Nerd Life: Once and Future Gamer

It's not exactly revolutionary to say that intellectual properties once relegated to the purview of nerds are now de rigueur in nearly every form of mass media. We're living in the midst of the Nerdissaince where comic books become blockbuster fodder and tome-like fantasy novels morph into lavishly budgeted TV series. Though there are myriad theories as to how and why this came about, these courses of inquiry ultimately bring us to the conclusion that the popularity of nerdy lore is cyclical and each such geeky heyday leaves a distinct, indelible mark on popular culture and society as a whole. While this samsara has wrought many positive developments for individual nerds (you can list 'jedi' as your official state-recognized religion in some countries!) it has also been a font for greed, specifically of the corporate variety. This post, the first in our series influenced by guest contributors, chronicles the issues that legions of gamers currently face and details what it may take to give legitimate voice to those disenfranchised by gaming's surging popularity.

Despite the recent release of major, highly anticipated titles, the future of videogames is murky at best.  Very few names have come to market in the past six months that haven't met with fan backlash on a colossal scale. Anytime an industry or property becomes accepted by a mainstream audience there is bound to be conflict between the original fan base and the nascent band wagon crowd. Once the province of a segmented, intensely demanding, but loyal demographic, the industry is no longer being pushed forward by a clear, dominant force/genre. An observer peering in from outside would probably see this as just another facet of the Nerdissaince, that an increasing number of individuals are reaching out for the gaming experience and game developers are responding in kind. Though this would be an accurate assessment there are other trends, behaviors and tactics at work here that are rapidly re-shaping the gaming experience as a whole.

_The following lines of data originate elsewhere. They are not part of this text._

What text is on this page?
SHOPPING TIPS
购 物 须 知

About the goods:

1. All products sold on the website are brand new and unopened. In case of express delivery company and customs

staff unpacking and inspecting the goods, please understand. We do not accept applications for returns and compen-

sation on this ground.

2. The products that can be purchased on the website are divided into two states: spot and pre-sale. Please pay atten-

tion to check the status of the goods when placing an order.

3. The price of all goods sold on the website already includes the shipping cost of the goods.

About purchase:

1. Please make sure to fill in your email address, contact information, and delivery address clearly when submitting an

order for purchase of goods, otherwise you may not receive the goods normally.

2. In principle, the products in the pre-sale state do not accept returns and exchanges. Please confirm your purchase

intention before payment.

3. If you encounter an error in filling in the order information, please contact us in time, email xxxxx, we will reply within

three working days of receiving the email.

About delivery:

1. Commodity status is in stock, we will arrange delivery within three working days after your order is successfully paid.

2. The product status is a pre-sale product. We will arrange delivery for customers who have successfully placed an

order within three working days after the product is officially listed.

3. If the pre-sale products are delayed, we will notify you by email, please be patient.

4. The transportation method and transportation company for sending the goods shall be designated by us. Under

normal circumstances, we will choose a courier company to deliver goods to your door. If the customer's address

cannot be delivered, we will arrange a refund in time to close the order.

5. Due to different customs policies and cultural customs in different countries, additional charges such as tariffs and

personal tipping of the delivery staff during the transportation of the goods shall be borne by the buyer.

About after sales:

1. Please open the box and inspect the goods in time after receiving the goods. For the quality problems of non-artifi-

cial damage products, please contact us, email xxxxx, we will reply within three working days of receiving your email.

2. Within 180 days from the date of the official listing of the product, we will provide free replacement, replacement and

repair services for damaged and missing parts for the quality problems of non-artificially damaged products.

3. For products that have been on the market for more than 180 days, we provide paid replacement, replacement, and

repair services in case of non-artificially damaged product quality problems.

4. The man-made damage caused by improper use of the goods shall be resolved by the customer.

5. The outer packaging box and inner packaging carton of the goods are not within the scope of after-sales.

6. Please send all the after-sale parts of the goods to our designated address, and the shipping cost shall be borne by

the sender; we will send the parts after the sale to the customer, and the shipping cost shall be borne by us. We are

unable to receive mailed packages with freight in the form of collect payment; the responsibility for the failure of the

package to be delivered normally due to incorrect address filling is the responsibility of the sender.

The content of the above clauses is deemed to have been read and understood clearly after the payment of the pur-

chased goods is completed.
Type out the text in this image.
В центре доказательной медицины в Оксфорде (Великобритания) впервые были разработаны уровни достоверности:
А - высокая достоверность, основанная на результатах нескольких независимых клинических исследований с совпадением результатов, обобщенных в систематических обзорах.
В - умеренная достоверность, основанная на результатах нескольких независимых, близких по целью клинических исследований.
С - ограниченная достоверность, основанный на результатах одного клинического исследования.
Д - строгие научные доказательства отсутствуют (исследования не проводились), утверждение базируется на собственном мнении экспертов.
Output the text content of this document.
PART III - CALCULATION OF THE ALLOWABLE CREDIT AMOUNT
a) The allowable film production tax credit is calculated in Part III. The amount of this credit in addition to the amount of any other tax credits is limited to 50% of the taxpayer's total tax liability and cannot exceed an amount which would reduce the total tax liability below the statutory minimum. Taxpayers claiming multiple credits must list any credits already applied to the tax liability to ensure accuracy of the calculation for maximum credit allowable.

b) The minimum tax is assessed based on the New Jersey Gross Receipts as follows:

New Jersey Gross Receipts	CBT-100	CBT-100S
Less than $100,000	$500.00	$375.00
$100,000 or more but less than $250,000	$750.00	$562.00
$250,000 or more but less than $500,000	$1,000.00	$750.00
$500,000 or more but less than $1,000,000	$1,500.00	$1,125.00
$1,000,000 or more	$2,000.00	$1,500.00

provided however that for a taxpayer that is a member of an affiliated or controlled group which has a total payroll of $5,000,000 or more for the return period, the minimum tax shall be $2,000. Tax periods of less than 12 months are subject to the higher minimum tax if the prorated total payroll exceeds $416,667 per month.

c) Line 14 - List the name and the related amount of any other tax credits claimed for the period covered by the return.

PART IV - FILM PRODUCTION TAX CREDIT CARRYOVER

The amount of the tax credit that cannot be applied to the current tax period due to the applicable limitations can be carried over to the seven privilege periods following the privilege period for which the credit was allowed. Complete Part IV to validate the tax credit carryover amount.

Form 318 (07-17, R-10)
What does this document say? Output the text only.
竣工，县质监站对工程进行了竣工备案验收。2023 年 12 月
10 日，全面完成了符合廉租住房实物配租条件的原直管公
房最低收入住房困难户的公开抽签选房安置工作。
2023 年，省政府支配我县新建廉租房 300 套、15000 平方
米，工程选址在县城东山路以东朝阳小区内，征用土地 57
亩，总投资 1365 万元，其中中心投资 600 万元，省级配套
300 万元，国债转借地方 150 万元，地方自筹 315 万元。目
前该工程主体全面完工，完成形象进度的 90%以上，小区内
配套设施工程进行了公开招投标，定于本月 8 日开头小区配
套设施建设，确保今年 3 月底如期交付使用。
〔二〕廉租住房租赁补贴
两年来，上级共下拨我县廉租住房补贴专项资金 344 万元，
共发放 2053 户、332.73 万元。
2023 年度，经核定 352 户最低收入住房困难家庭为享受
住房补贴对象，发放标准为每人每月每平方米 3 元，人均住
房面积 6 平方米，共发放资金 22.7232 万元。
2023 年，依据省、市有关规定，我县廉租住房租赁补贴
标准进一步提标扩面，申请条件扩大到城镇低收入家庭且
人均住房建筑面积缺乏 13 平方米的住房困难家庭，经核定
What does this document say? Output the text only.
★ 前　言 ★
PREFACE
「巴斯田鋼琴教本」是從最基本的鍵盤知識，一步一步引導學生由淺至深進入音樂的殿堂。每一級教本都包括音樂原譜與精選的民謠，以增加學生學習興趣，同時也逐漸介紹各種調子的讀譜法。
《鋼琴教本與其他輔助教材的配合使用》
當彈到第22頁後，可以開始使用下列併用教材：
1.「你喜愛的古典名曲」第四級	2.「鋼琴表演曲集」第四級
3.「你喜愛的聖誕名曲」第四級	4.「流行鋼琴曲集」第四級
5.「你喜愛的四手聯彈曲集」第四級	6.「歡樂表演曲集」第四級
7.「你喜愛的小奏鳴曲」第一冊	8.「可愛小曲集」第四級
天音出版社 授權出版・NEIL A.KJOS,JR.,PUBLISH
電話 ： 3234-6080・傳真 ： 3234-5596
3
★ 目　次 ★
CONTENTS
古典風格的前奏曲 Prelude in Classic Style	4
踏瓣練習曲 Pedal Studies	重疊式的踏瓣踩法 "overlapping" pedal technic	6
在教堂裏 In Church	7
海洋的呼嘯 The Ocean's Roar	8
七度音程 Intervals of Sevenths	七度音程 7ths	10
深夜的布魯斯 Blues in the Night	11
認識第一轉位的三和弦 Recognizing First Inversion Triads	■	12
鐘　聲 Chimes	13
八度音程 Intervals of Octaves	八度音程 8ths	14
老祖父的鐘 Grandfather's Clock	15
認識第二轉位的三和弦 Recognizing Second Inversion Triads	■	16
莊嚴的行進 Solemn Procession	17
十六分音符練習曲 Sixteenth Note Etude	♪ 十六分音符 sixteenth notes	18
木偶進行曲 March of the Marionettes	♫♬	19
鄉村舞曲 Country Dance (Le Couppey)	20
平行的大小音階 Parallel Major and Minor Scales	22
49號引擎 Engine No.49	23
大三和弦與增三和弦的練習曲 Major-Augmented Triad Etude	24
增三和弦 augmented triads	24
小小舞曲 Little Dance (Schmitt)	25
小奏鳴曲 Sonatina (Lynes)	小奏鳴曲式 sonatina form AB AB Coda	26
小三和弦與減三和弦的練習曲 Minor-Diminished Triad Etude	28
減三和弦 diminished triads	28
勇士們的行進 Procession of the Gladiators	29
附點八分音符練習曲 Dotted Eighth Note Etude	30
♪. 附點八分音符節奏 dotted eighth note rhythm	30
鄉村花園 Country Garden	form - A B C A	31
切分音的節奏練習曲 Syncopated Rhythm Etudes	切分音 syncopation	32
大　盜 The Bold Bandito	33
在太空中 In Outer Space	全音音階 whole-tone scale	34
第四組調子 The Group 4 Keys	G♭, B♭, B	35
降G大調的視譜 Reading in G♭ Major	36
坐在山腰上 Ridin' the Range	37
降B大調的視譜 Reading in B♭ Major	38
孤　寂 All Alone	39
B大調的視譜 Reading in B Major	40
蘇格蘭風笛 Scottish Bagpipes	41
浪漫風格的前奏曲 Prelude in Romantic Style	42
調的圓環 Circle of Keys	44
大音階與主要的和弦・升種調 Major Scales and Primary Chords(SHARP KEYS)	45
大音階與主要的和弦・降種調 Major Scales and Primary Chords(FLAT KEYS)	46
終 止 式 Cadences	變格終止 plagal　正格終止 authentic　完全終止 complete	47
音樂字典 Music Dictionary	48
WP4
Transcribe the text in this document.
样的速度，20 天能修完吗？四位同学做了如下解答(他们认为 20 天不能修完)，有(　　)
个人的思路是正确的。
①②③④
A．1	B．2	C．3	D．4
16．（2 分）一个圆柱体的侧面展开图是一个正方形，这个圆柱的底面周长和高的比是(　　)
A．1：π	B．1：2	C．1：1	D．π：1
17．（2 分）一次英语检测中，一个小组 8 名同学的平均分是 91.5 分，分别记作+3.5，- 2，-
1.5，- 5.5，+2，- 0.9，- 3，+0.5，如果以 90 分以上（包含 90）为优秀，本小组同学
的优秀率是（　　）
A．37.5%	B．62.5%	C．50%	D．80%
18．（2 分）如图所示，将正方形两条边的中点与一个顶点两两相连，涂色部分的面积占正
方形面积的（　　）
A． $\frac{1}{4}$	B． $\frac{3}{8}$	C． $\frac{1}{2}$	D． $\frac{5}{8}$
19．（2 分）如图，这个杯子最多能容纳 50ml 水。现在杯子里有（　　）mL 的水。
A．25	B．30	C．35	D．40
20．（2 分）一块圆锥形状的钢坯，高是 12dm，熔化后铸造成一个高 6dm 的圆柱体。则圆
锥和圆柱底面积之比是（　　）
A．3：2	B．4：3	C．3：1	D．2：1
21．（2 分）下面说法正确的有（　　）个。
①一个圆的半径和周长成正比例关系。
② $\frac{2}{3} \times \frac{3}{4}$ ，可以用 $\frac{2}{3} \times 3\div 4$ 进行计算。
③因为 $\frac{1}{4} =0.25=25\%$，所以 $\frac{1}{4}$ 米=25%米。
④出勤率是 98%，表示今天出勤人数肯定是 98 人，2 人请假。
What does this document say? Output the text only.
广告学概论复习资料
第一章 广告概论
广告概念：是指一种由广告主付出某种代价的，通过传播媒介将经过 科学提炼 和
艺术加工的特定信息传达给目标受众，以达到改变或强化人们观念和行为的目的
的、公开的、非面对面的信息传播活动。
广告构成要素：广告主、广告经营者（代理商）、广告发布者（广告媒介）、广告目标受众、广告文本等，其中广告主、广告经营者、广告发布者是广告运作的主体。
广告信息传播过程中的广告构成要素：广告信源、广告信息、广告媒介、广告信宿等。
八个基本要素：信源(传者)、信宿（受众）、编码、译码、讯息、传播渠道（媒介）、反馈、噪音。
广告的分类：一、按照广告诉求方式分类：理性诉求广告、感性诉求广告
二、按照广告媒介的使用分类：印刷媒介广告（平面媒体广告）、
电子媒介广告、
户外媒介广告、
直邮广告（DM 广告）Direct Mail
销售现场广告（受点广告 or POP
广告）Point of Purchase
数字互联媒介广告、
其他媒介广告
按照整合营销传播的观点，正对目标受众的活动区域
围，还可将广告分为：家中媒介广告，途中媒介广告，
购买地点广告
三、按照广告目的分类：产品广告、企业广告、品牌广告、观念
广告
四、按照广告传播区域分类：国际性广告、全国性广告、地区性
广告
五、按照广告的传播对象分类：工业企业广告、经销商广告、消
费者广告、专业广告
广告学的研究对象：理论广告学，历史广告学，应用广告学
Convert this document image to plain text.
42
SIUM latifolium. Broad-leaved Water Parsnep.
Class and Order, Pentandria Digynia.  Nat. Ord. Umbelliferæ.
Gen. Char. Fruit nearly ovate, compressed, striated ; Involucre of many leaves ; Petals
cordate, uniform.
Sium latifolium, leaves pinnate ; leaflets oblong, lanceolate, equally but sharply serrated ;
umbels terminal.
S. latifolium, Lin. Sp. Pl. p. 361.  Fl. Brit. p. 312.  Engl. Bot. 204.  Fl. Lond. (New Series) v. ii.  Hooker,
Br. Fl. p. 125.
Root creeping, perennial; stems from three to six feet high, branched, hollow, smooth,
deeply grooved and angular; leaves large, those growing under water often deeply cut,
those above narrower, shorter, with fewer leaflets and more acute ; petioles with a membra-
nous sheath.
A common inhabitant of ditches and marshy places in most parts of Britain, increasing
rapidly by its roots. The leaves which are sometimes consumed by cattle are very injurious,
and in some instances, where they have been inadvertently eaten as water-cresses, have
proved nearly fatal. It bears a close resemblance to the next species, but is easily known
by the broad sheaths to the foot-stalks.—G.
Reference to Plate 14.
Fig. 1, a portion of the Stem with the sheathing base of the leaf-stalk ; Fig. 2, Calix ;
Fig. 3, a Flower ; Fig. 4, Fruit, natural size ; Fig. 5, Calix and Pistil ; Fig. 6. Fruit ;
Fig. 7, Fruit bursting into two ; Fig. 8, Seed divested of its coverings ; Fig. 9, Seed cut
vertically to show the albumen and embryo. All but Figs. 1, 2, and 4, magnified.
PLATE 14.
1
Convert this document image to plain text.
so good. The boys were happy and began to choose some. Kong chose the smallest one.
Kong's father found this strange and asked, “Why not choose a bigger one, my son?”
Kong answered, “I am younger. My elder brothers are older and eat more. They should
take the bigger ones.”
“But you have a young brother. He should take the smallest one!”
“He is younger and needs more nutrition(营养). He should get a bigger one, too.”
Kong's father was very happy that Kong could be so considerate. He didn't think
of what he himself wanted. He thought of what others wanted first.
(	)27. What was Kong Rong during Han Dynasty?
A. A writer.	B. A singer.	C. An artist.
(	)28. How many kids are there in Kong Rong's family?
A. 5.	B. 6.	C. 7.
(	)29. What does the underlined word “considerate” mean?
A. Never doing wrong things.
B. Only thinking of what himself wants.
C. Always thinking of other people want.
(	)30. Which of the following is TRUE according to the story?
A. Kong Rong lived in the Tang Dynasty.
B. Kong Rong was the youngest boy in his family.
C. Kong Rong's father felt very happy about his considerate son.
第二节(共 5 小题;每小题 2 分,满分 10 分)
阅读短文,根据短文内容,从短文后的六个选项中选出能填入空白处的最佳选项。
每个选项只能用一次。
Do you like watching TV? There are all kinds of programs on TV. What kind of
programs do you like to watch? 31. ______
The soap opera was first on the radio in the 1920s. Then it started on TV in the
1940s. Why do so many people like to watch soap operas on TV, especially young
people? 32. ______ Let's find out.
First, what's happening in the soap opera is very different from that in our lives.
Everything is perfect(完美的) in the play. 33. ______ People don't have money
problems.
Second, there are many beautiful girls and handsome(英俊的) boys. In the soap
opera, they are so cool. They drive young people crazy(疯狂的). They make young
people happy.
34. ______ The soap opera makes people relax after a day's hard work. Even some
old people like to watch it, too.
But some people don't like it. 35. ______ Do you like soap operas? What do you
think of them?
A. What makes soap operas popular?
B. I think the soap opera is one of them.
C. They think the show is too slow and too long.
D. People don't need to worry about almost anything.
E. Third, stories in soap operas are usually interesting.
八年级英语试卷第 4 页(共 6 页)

The gaming industry has become enamored with the notion of testing the limits of just what their infamously fanatical customer base is willing to tolerate. In an attempt to maximize profitability, they are packaging less and less with the initial release of a given game, then charging for 'downloadable content' that may have an enormous impact on the game itself and, correspondingly, a player's experience of said game. This is understandable to a degree; these companies have a right to want to make money but the reception has been...less than favorable (there's a reason why EA was crowned 'Most Evil Company in America') While it's a company's fundamental goal to turn a profit, it's our job, as knowledgeable gamers, to convince them to make better products if we're dissatisfied with what we've been given. We do that not by going on incoherent rants in various forums, but rather by exercising our free will in the free market.

Aside from the most casual consumers (e.g. non-gamers purchasing on behalf of a gamer who will buy pretty much whatever is recommended to them), the most significant segment of the market is comprised of the so-called 'Generation Y': those of us who grew up in the Nintendo era and now have substantial disposable income.  This cohort can be decomposed into two subgroups: The casual bros and the nostalgic nerds. The former want Madden, Call of Duty, and Halo BUT they also just want the operational simplicity of insert disc, start game. They don't want to deal with the trials and tribulations that are intrinsic to PC gaming (rife with compatibility issues), which is why we see the above titles offered primarily on consoles. 

The latter are those individuals who had previously made gaming a nerdy pastime. Highly cognizant and covetous of those titles that formed the basis of their gaming experience (and, by extension, gaming as a pastime) they tend to desire MORE complexity, not less, and are thus far more willing to endure the headaches that come with PC gaming. (see Crate Entertainment's retort to Diablo III: a more substantive game already featuring additional complexity even while still in development) These nerds, once the lifeblood of the industry, are now arguably the minority and are being eased towards the back of the proverbial gaming bus. However valid our complaints may be, we undermine ourselves as a group with our apathy, laziness, or simple willingness to drink the Kool-Aid when it's being passed around. We will bitch and moan but don’t stop buying their games.  Bottom line: we don't rock the boat nearly enough to enact change the ONLY times we win concessions in our favor anymore are on major crossover titles (e.g. Mass Effect and The Old Republic).

What we're seeing is a schism between the casual gamer and the 'real' gamer. If the latter truly wishes to be a force for positive development in the industry, he/she will gradually drift to outlets like Kick Starter and independent projects to get what we want made. (see the incredible example of this from the guys at Goldhawk and their attempt make an alternative to Firaxis' upcoming remake of X-Com) Think of it like this:  people who love food, serious gourmands, don't waste their time protesting the food at McDonalds. They hunt down the small mom and pop Italian restaurant in the North End or favor a local deli. We, as an impassioned demographic, have to do the same when it comes to our games. It takes the time and effort, sure, but wouldn't we rather vote with our hard-earned cash and possibly foster change than feed into the stereotype of blustering, whiny fanatics?